Context
PulseChat is adding an AI writing assistant to its mobile app. The feature helps users rewrite, summarize, and draft short messages, captions, and replies directly on-device UI surfaces, but generation is served from the cloud.
Constraints
- p95 end-to-end latency: 900ms on mobile networks
- Cost ceiling: $8 per 1,000 assisted generations
- Unsafe or policy-violating output shown to users: <0.5%
- Hallucinated factual claims in assistive rewrites/summaries: <2% on a labeled eval set
- Prompt injection success rate from pasted user content: <1%
- Must degrade gracefully: if confidence is low, return a safer rewrite or refuse
- No raw message logs containing PII may be stored longer than 7 days
Available Resources
- 2M historical, human-written mobile messages and captions with user consent for model evaluation only
- A policy taxonomy covering self-harm, harassment, sexual content, minors, medical/legal/financial advice, and privacy leaks
- An approved LLM API (OpenAI or Anthropic), plus a smaller moderation/classification model
- Mobile client can send user locale, coarse age band, and feature intent (
rewrite, summarize, reply_suggest)
- A red-team set of adversarial prompts, including pasted text that says things like “ignore previous instructions”
Task
- Design the end-to-end guardrail strategy for AI-generated mobile content, including pre-generation checks, prompt design, post-generation validation, and fallback behavior.
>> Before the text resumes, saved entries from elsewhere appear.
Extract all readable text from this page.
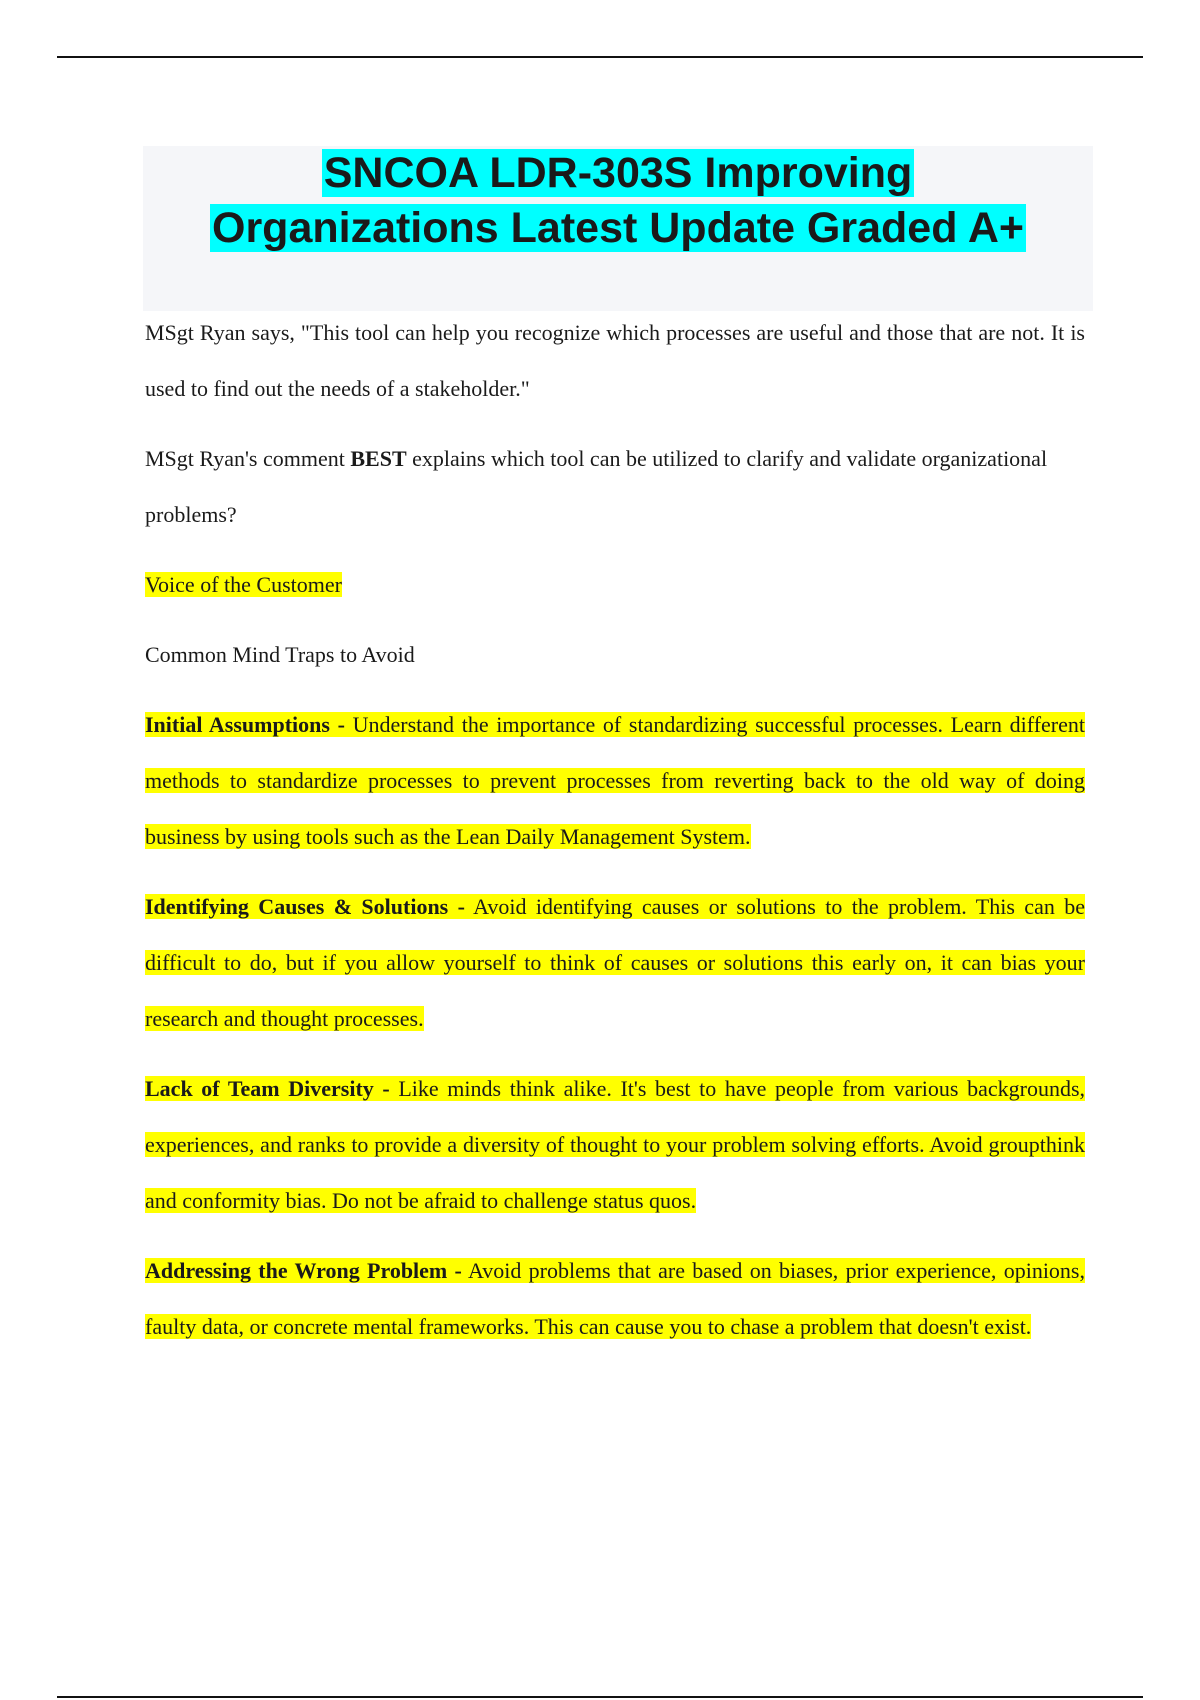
SNCOA LDR-303S Improving
Organizations Latest Update Graded A+

MSgt Ryan says, "This tool can help you recognize which processes are useful and those that are not. It is used to find out the needs of a stakeholder."

MSgt Ryan's comment BEST explains which tool can be utilized to clarify and validate organizational problems?

Voice of the Customer

Common Mind Traps to Avoid

Initial Assumptions - Understand the importance of standardizing successful processes. Learn different methods to standardize processes to prevent processes from reverting back to the old way of doing business by using tools such as the Lean Daily Management System.

Identifying Causes & Solutions - Avoid identifying causes or solutions to the problem. This can be difficult to do, but if you allow yourself to think of causes or solutions this early on, it can bias your research and thought processes.

Lack of Team Diversity - Like minds think alike. It's best to have people from various backgrounds, experiences, and ranks to provide a diversity of thought to your problem solving efforts. Avoid groupthink and conformity bias. Do not be afraid to challenge status quos.

Addressing the Wrong Problem - Avoid problems that are based on biases, prior experience, opinions, faulty data, or concrete mental frameworks. This can cause you to chase a problem that doesn't exist.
- Define an evaluation-first plan: offline safety and quality benchmarks, calibration, and online guardrail metrics after launch.
- Propose the serving architecture and model routing strategy that meets both latency and cost constraints.
- Write a production-grade system prompt that constrains output style, refusal behavior, and treatment of user-provided text as untrusted data.
- Identify the top failure modes for mobile AI content generation and how you would detect and mitigate them in production.